Transforming A Formerly Vacant Lot With Youth + Community-Built Play.

Posted on September 30th, 2015 at 11:10 pm by in Our Work


Transforming A Formerly Vacant Lot With Youth + Community-Built Play.

Client People’s Emergency Center, Community Design Collaborative and Get Healthy Philly
Location Philadelphia, PA
Year 2015

What began in November 2014 as creative intervention to put an end to the drug use and defecation that was occurring daily on a vacant lot on Lancaster Avenue has evolved into an ever-growing mini-park and playground for young and old to enjoy. Through constant play—rapidly building full-scale ideas and temporary installations on the site, Public Workshop and Peoples Emergency Center have engaged hundreds of people in revitalizing the blighted lot. From store owners and police officers to unemployed young adults and longtime residents, passersby actively take part in determining, designing and building the best use for the lot, a needed play space for youth in the area. Together they have begun creating a ‘neutral’ mini-park for exploring and inspiring social change in the area around an adjacent, troubled intersection. Amongst other things, local residents and businesses started taking more pride in the block, and families near and far started bringing their children to the park to help build and play. Last summer, the work on the lot was strengthened through a collaborative project called the Art of Public Play with Get Healthy Philly and the Community Design Collaborative. This project explored what happens when play and exercise spill beyond a playground, becoming part of the sidewalk, neighborhood and business corridor. Public Workshop co-designed and fabricated three different scales of prototype play structures with youth, community members, Collaborative volunteers, Get Healthy Philly staff and many others. These structures—a Fort-Gym, Switchback Bench and Balance Beams—were then installed along the business corridor in the immediate vicinity of the mini-park and playground. The design of the Fort-Gym additionally morphed based off of feedback and use by local residents as well as during Design Philadelphia, when all three structures were temporarily moved to Smith Memorial Playground. The responsive design-build approach to the process meant that many hundreds of people were not only exposed to and felt ownership of this innovative project, but developed new building skills as a result.

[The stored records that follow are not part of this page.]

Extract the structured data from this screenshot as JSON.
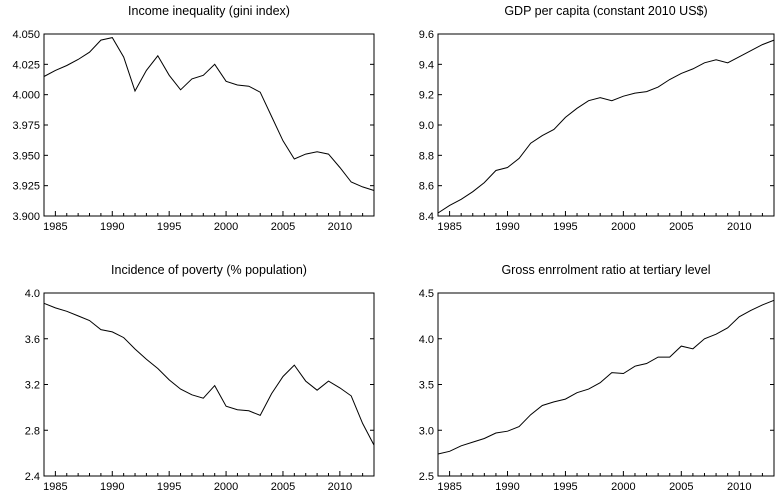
{
  "chart_data": [
    {
      "type": "line",
      "title": "Income inequality (gini index)",
      "xlabel": "",
      "ylabel": "",
      "xlim": [
        1984,
        2013
      ],
      "ylim": [
        3.9,
        4.05
      ],
      "x": [
        1984,
        1985,
        1986,
        1987,
        1988,
        1989,
        1990,
        1991,
        1992,
        1993,
        1994,
        1995,
        1996,
        1997,
        1998,
        1999,
        2000,
        2001,
        2002,
        2003,
        2004,
        2005,
        2006,
        2007,
        2008,
        2009,
        2010,
        2011,
        2012,
        2013
      ],
      "series": [
        {
          "values": [
            4.015,
            4.02,
            4.024,
            4.029,
            4.035,
            4.045,
            4.047,
            4.031,
            4.003,
            4.02,
            4.032,
            4.016,
            4.004,
            4.013,
            4.016,
            4.025,
            4.011,
            4.008,
            4.007,
            4.002,
            3.982,
            3.962,
            3.947,
            3.951,
            3.953,
            3.951,
            3.94,
            3.928,
            3.924,
            3.921
          ]
        }
      ],
      "yticks": [
        "3.900",
        "3.925",
        "3.950",
        "3.975",
        "4.000",
        "4.025",
        "4.050"
      ],
      "xticks": [
        "1985",
        "1990",
        "1995",
        "2000",
        "2005",
        "2010"
      ],
      "grid": false
    },
    {
      "type": "line",
      "title": "GDP per capita (constant 2010 US$)",
      "xlabel": "",
      "ylabel": "",
      "xlim": [
        1984,
        2013
      ],
      "ylim": [
        8.4,
        9.6
      ],
      "x": [
        1984,
        1985,
        1986,
        1987,
        1988,
        1989,
        1990,
        1991,
        1992,
        1993,
        1994,
        1995,
        1996,
        1997,
        1998,
        1999,
        2000,
        2001,
        2002,
        2003,
        2004,
        2005,
        2006,
        2007,
        2008,
        2009,
        2010,
        2011,
        2012,
        2013
      ],
      "series": [
        {
          "values": [
            8.42,
            8.47,
            8.51,
            8.56,
            8.62,
            8.7,
            8.72,
            8.78,
            8.88,
            8.93,
            8.97,
            9.05,
            9.11,
            9.16,
            9.18,
            9.16,
            9.19,
            9.21,
            9.22,
            9.25,
            9.3,
            9.34,
            9.37,
            9.41,
            9.43,
            9.41,
            9.45,
            9.49,
            9.53,
            9.56
          ]
        }
      ],
      "yticks": [
        "8.4",
        "8.6",
        "8.8",
        "9.0",
        "9.2",
        "9.4",
        "9.6"
      ],
      "xticks": [
        "1985",
        "1990",
        "1995",
        "2000",
        "2005",
        "2010"
      ],
      "grid": false
    },
    {
      "type": "line",
      "title": "Incidence of poverty (% population)",
      "xlabel": "",
      "ylabel": "",
      "xlim": [
        1984,
        2013
      ],
      "ylim": [
        2.4,
        4.0
      ],
      "x": [
        1984,
        1985,
        1986,
        1987,
        1988,
        1989,
        1990,
        1991,
        1992,
        1993,
        1994,
        1995,
        1996,
        1997,
        1998,
        1999,
        2000,
        2001,
        2002,
        2003,
        2004,
        2005,
        2006,
        2007,
        2008,
        2009,
        2010,
        2011,
        2012,
        2013
      ],
      "series": [
        {
          "values": [
            3.91,
            3.87,
            3.84,
            3.8,
            3.76,
            3.68,
            3.66,
            3.61,
            3.51,
            3.42,
            3.34,
            3.24,
            3.16,
            3.11,
            3.08,
            3.19,
            3.01,
            2.98,
            2.97,
            2.93,
            3.12,
            3.27,
            3.37,
            3.23,
            3.15,
            3.23,
            3.17,
            3.1,
            2.86,
            2.67
          ]
        }
      ],
      "yticks": [
        "2.4",
        "2.8",
        "3.2",
        "3.6",
        "4.0"
      ],
      "xticks": [
        "1985",
        "1990",
        "1995",
        "2000",
        "2005",
        "2010"
      ],
      "grid": false
    },
    {
      "type": "line",
      "title": "Gross enrrolment ratio at tertiary level",
      "xlabel": "",
      "ylabel": "",
      "xlim": [
        1984,
        2013
      ],
      "ylim": [
        2.5,
        4.5
      ],
      "x": [
        1984,
        1985,
        1986,
        1987,
        1988,
        1989,
        1990,
        1991,
        1992,
        1993,
        1994,
        1995,
        1996,
        1997,
        1998,
        1999,
        2000,
        2001,
        2002,
        2003,
        2004,
        2005,
        2006,
        2007,
        2008,
        2009,
        2010,
        2011,
        2012,
        2013
      ],
      "series": [
        {
          "values": [
            2.74,
            2.77,
            2.83,
            2.87,
            2.91,
            2.97,
            2.99,
            3.04,
            3.17,
            3.27,
            3.31,
            3.34,
            3.41,
            3.45,
            3.52,
            3.63,
            3.62,
            3.7,
            3.73,
            3.8,
            3.8,
            3.92,
            3.89,
            4.0,
            4.05,
            4.12,
            4.24,
            4.31,
            4.37,
            4.42
          ]
        }
      ],
      "yticks": [
        "2.5",
        "3.0",
        "3.5",
        "4.0",
        "4.5"
      ],
      "xticks": [
        "1985",
        "1990",
        "1995",
        "2000",
        "2005",
        "2010"
      ],
      "grid": false
    }
  ]
}
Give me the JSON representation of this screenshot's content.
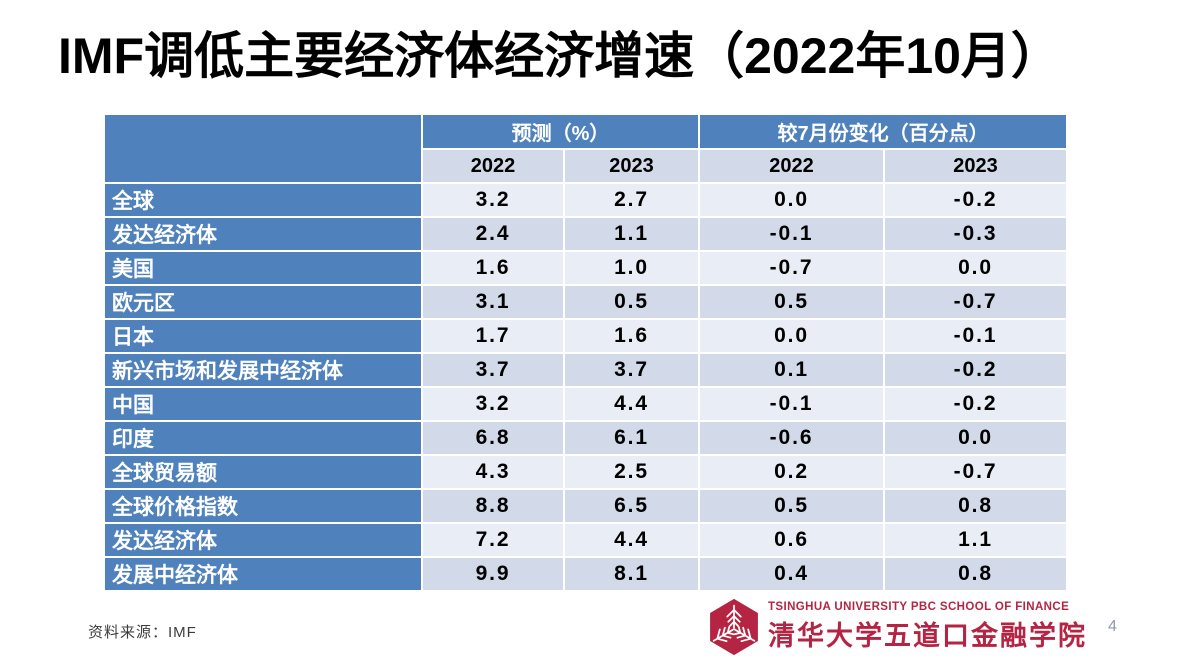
{
  "slide": {
    "title": "IMF调低主要经济体经济增速（2022年10月）",
    "page_number": "4"
  },
  "table": {
    "header": {
      "groups": [
        {
          "label": "预测（%）"
        },
        {
          "label": "较7月份变化（百分点）"
        }
      ],
      "years": [
        "2022",
        "2023",
        "2022",
        "2023"
      ]
    },
    "rows": [
      {
        "label": "全球",
        "values": [
          "3.2",
          "2.7",
          "0.0",
          "-0.2"
        ]
      },
      {
        "label": "发达经济体",
        "values": [
          "2.4",
          "1.1",
          "-0.1",
          "-0.3"
        ]
      },
      {
        "label": "美国",
        "values": [
          "1.6",
          "1.0",
          "-0.7",
          "0.0"
        ]
      },
      {
        "label": "欧元区",
        "values": [
          "3.1",
          "0.5",
          "0.5",
          "-0.7"
        ]
      },
      {
        "label": "日本",
        "values": [
          "1.7",
          "1.6",
          "0.0",
          "-0.1"
        ]
      },
      {
        "label": "新兴市场和发展中经济体",
        "values": [
          "3.7",
          "3.7",
          "0.1",
          "-0.2"
        ]
      },
      {
        "label": "中国",
        "values": [
          "3.2",
          "4.4",
          "-0.1",
          "-0.2"
        ]
      },
      {
        "label": "印度",
        "values": [
          "6.8",
          "6.1",
          "-0.6",
          "0.0"
        ]
      },
      {
        "label": "全球贸易额",
        "values": [
          "4.3",
          "2.5",
          "0.2",
          "-0.7"
        ]
      },
      {
        "label": "全球价格指数",
        "values": [
          "8.8",
          "6.5",
          "0.5",
          "0.8"
        ]
      },
      {
        "label": "发达经济体",
        "values": [
          "7.2",
          "4.4",
          "0.6",
          "1.1"
        ]
      },
      {
        "label": "发展中经济体",
        "values": [
          "9.9",
          "8.1",
          "0.4",
          "0.8"
        ]
      }
    ]
  },
  "footer": {
    "source": "资料来源：IMF",
    "logo": {
      "line1": "TSINGHUA UNIVERSITY PBC SCHOOL OF FINANCE",
      "line2": "清华大学五道口金融学院"
    }
  },
  "colors": {
    "header_blue": "#4F81BD",
    "band_dark": "#D2D9E8",
    "band_light": "#E9EDF5",
    "logo_crimson": "#B52543",
    "page_number_gray": "#9099A9"
  },
  "chart_data": {
    "type": "table",
    "title": "IMF调低主要经济体经济增速（2022年10月）",
    "column_groups": [
      "预测（%）",
      "较7月份变化（百分点）"
    ],
    "columns": [
      "预测 2022",
      "预测 2023",
      "较7月份变化 2022",
      "较7月份变化 2023"
    ],
    "categories": [
      "全球",
      "发达经济体",
      "美国",
      "欧元区",
      "日本",
      "新兴市场和发展中经济体",
      "中国",
      "印度",
      "全球贸易额",
      "全球价格指数",
      "发达经济体",
      "发展中经济体"
    ],
    "series": [
      {
        "name": "预测(%) 2022",
        "values": [
          3.2,
          2.4,
          1.6,
          3.1,
          1.7,
          3.7,
          3.2,
          6.8,
          4.3,
          8.8,
          7.2,
          9.9
        ]
      },
      {
        "name": "预测(%) 2023",
        "values": [
          2.7,
          1.1,
          1.0,
          0.5,
          1.6,
          3.7,
          4.4,
          6.1,
          2.5,
          6.5,
          4.4,
          8.1
        ]
      },
      {
        "name": "较7月份变化(百分点) 2022",
        "values": [
          0.0,
          -0.1,
          -0.7,
          0.5,
          0.0,
          0.1,
          -0.1,
          -0.6,
          0.2,
          0.5,
          0.6,
          0.4
        ]
      },
      {
        "name": "较7月份变化(百分点) 2023",
        "values": [
          -0.2,
          -0.3,
          0.0,
          -0.7,
          -0.1,
          -0.2,
          -0.2,
          0.0,
          -0.7,
          0.8,
          1.1,
          0.8
        ]
      }
    ],
    "source": "IMF"
  }
}
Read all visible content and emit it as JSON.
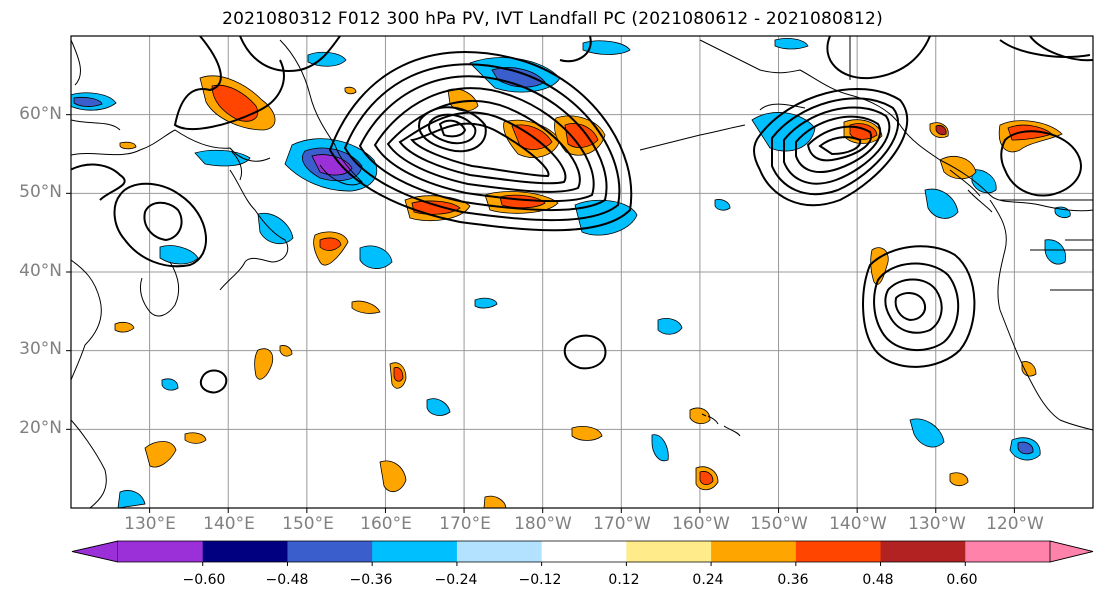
{
  "title": "2021080312 F012 300 hPa PV, IVT Landfall PC (2021080612 - 2021080812)",
  "map": {
    "lat_ticks": [
      "60°N",
      "50°N",
      "40°N",
      "30°N",
      "20°N"
    ],
    "lat_values": [
      60,
      50,
      40,
      30,
      20
    ],
    "lon_ticks": [
      "130°E",
      "140°E",
      "150°E",
      "160°E",
      "170°E",
      "180°W",
      "170°W",
      "160°W",
      "150°W",
      "140°W",
      "130°W",
      "120°W"
    ],
    "lon_values": [
      130,
      140,
      150,
      160,
      170,
      180,
      190,
      200,
      210,
      220,
      230,
      240
    ],
    "extent": {
      "lon_min": 120,
      "lon_max": 250,
      "lat_min": 10,
      "lat_max": 70
    }
  },
  "colorbar": {
    "labels": [
      "−0.60",
      "−0.48",
      "−0.36",
      "−0.24",
      "−0.12",
      "0.12",
      "0.24",
      "0.36",
      "0.48",
      "0.60"
    ],
    "colors": [
      "#9b30d9",
      "#000080",
      "#3a5fcd",
      "#00bfff",
      "#b2e2ff",
      "#ffffff",
      "#ffeb8a",
      "#ffa500",
      "#ff4500",
      "#b22222",
      "#ff82ab"
    ]
  }
}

Based off of the local demand and excitement, Public Workshop—working with numerous community organizations—pursued and secured funding to run a design-build, adventure play after-school program in 2016 on the formerly vacant lot. Young and old participants will create additional improvements to and shape the lot to the needs of the neighborhood. In January, Get Healthy Philly, working with the Community Design Collaborative and Public Workshop, surveyed Philadelphia non-profits to find a home for the second Switchback Bench while also assessing demand for playful street furniture throughout the City. To date, over 40 organizations have applied to adopt the Bench, demonstrating a much larger need. The Art Of Public Play project partners will work together to explore creating more benches and additional ways to meet this interest.

A huge thanks to the Surdna Foundation, ArtPlace, LISC, and the Robert Wood Johnson Foundation for supporting this work via our clients.